Judgment Mr. Sudip Ahluwalia, J.: (Oral) - These are two writ petitions, in which, the Petitioners pray for quashing of the impugned order dated 21.09.2020, Annexure P-6 (Annexure P-7 in CWP-15863-2020), passed by Respondent No.4/Commissioner, Municipal Corporation, Karnal, and also for a direction upon the Respondents to stay operation of the aforesaid order and to de-seal the premises of the Petitioners by opening up the locks of the same, during pendency of their application dated 22.09.2020, Annexure P-7 (Annexure P- 8 in CWP-15863-2020). For the sake of convenience, the facts which are almost identical in both the cases are extracted from CWP No.15835 of 2020. 2. Notice of motion. 3. Mr. Narender S. Behgal, Assistant Advocate General, Haryana to accept notice on behalf of Respondent Nos.1 and 2. 4. In view of the order this Court intends to pass after hearing Ld. Counsel for the Petitioners, notice upon Respondent Nos.3 and 4 need not be issued at this stage, since Respondent No.2, in his capacity as the Appellate Authority under the Haryana Municipal Corporation Act, 1994 (hereinafter referred to as the ‘Act’), would be competent to pass an appropriate order concerning those Respondents, in the appeal pending before him. 5. The Petitioners claim to be the Owners and in occupation of the disputed property, in respect of which they had received an Order, under Sections 261, 263A (1) and 350 of the Act, from Respondent No.4, passed on 15.01.2020 (Annexure P-2). They filed their Statutory Appeal under Section 263A (4) before the Appellate Authority. i.e., Divisional Commissioner (Respondent No.2), on the very next date, i.e., 16.01.2020. After filing of the said appeal the Appellate Authority vide his order dated 17.01.2020 (Annexure P-5) had stayed demolition of the premises, in question, till the next date i.e. 17.02.2020. Thereafter, the appeal remained pending and for a long time, and no effective hearing could take place due to the Covid-19 lockdown, and also no explicit order either extending or discontinuing the initiative interim order dated 17.01.2020, was passed by Respondent No.2.
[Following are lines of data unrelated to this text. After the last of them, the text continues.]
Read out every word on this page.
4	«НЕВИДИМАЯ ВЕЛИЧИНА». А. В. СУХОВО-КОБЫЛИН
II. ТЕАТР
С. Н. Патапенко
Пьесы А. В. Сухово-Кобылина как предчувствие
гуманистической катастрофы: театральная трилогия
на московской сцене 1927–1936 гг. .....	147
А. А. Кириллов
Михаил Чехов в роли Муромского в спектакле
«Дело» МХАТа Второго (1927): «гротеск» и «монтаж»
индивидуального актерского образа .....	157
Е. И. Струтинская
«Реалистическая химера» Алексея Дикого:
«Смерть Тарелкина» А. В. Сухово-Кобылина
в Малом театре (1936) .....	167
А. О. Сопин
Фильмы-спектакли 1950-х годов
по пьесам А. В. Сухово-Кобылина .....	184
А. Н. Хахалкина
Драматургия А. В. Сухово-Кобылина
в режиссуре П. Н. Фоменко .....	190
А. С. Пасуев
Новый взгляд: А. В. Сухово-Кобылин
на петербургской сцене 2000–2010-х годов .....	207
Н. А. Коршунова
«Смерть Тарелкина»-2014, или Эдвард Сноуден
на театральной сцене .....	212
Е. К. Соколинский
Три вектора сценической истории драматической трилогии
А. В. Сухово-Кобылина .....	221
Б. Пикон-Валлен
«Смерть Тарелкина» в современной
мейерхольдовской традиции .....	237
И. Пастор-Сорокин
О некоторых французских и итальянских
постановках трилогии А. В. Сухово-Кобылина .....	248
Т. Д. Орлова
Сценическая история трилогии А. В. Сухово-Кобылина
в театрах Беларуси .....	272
Thereafter, the appeal remained pending and for a long time, and no effective hearing could take place due to the Covid-19 lockdown, and also no explicit order either extending or discontinuing the initiative interim order dated 17.01.2020, was passed by Respondent No.2. In such a situation on 21.09.2020, which was 3 days before the date fixed by the Appellate Authority for further hearing/proceedings in the pending appeal, i.e., 24.09.2020, officials from Respondent No.3 came to the premises and forcibly removed the Petitioners and their staff therefrom and sealed the premises by affixing the impugned order of sealing, and also put their own locks on the gates, thus, leaving the Petitioners high and dry. The Petitioners claim to have suffered an irreparable injury by this unwarranted action of the Respondents, and have suffered great financial losses for extreme difficulties since their entire stocks and materials had been locked inside the premises by the aforesaid act of Respondent No.3. 6. Consequently, on the very next day, the Petitioners filed an application under Section 263A(3)(b) read with sub-section 4 of the Act before the Ld. Divisional Commissioner praying for an order to remove sealing of the premises immediately, and to further stay operation of the impugned order. The said application was fixed to be taken up with the main appeal already pending for the 24.09.2020, but on that scheduled date, Respondent No.2 told the Petitioners’ counsel that due to the present Covid- 19 Pandemic, only dates are given and no case is being heard and he has posted the above application filed by the Petitioners for 08.10.2020. The Petitioners in this manner have contended that while Respondent Nos.3 and 4 had acted illegally in sealing their premises in spite of issuance of the original stay order passed by the Appellate Authority, which was never explicitly revoked, but could not otherwise be similarly extended explicitly as proceedings in the interregnum were not taken up regularly due to onset of Covid-19 Pandemic, the inaction on the part of Respondent No.2 in passing an order on merits as warranted on their application dated 22.09.2020 (Annexure P-7), has effectively sabotaged their pending appeal and rendered it redundant for no fault of the Petitioners. 7.
7. This Court does find merit in the aforesaid submission raised on behalf of the Petitioners, and is of the view that no pending legal proceeding can be permitted to be rendered infructuous simply because hearing in the same is not done, or the authority acts in a mechanical manner by not resorting to appropriate action as warranted in the circumstances at the right time, if otherwise the proceeding by such inaction stands to be rendered infructuous. 8. For the aforesaid reasons, this writ petition is disposed off with a direction upon Respondent No.2 to pass an appropriate speaking order on the Petitioners’ application dated 22.09.2020 (Annexure P-7), on the date already fixed before him, i.e., 08.10.2020, and the proceedings on that date shall not be mechanically adjourned simply because of prevalence of the Covid-19 Pandemic.